Splunk
posted 3 months ago
Splunk is dedicated to building a safer and more resilient digital world, and as a Site Reliability Engineer (SRE) early in your career, you will play a crucial role in this mission. The Cloud organization at Splunk is focused on developing and maintaining robust platform solutions for the Software as a Service (SaaS) hosting of Splunk's enterprise software. This position is part of the TechOps team, which is responsible for monitoring and resolving issues that affect the availability and performance of Splunk for our cloud customers around the clock. As a member of this team, you will be the authority on customer experience, providing support and guidance to ensure that all technical issues are addressed promptly and effectively. In this role, you will work on a 4 x 10 shift schedule from Wednesday to Saturday, 4 PM to 2 AM. Your primary responsibilities will include providing technical support for the Splunk Cloud fleet, performing impact assessments, documenting issues and remediation steps, and leading support cases. You will also communicate with other TechOps engineers and business partners, assist with complex tasks, and represent the TechOps team in meetings to recommend new procedures and processes.

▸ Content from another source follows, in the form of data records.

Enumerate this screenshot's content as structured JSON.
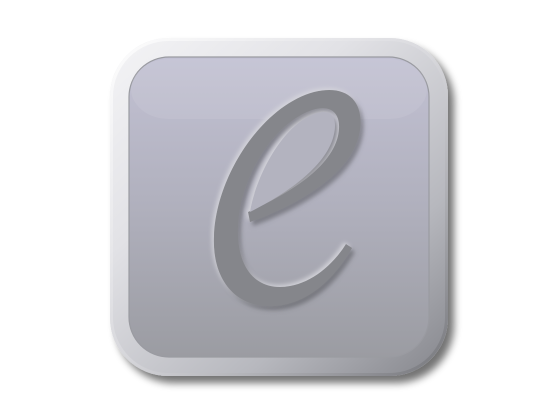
{
  "app_icon": {
    "glyph": "e",
    "name": "app-icon",
    "colors": {
      "background": "#ffffff",
      "bezel_light": "#f4f4f6",
      "bezel_mid": "#cfd0d6",
      "bezel_dark": "#8d8e94",
      "face_top": "#c2c1d3",
      "face_bottom": "#9b9ca2",
      "glyph_fill": "#85868b",
      "glyph_highlight": "#b4b5bb",
      "shadow": "#3c3c40"
    }
  }
}
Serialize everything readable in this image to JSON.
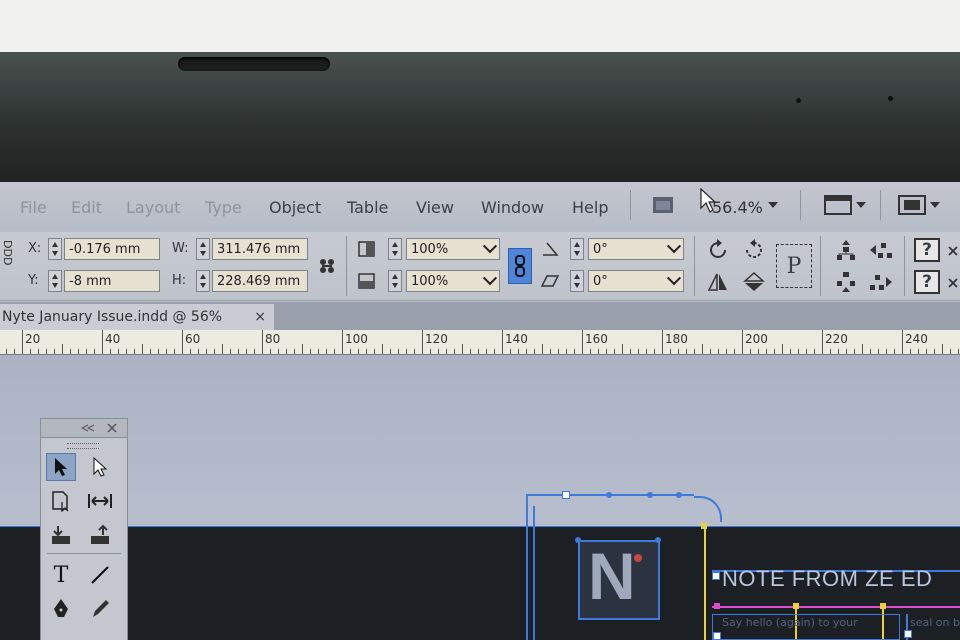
{
  "menu": {
    "items": [
      "File",
      "Edit",
      "Layout",
      "Type",
      "Object",
      "Table",
      "View",
      "Window",
      "Help"
    ],
    "zoom": "56.4%"
  },
  "control": {
    "ref_label": "DDD",
    "x_label": "X:",
    "x_value": "-0.176 mm",
    "y_label": "Y:",
    "y_value": "-8 mm",
    "w_label": "W:",
    "w_value": "311.476 mm",
    "h_label": "H:",
    "h_value": "228.469 mm",
    "scale_x": "100%",
    "scale_y": "100%",
    "rotate": "0°",
    "shear": "0°",
    "p_label": "P",
    "help_glyph": "?"
  },
  "document": {
    "tab_title": "Nyte January Issue.indd @ 56%",
    "close_glyph": "×"
  },
  "ruler": {
    "labels": [
      "20",
      "40",
      "60",
      "80",
      "100",
      "120",
      "140",
      "160",
      "180",
      "200",
      "220",
      "240"
    ]
  },
  "canvas": {
    "logo_letter": "N",
    "heading": "NOTE FROM ZE ED",
    "body_fragment": "Say hello (again) to your",
    "body_fragment_right": "seal on b"
  },
  "colors": {
    "guide": "#3f79d9",
    "frame_yellow": "#e8d23a",
    "frame_magenta": "#d94fd0",
    "page_dark": "#1c1f24",
    "ruler_bg": "#ecebdf"
  }
}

Your ability to restore normal service operations quickly during escalated incidents will be vital in minimizing the impact on business operations. You will thrive in this position if you have a passion for large complex systems and enjoy working on distributed systems. You will be expected to ask critical questions about automation and data-driven decision-making, ensuring that issues are resolved before they affect customers. This is a fully remote position, and candidates must be U.S. citizens working on U.S. soil to be considered, with the ability to support FedRAMP High requirements.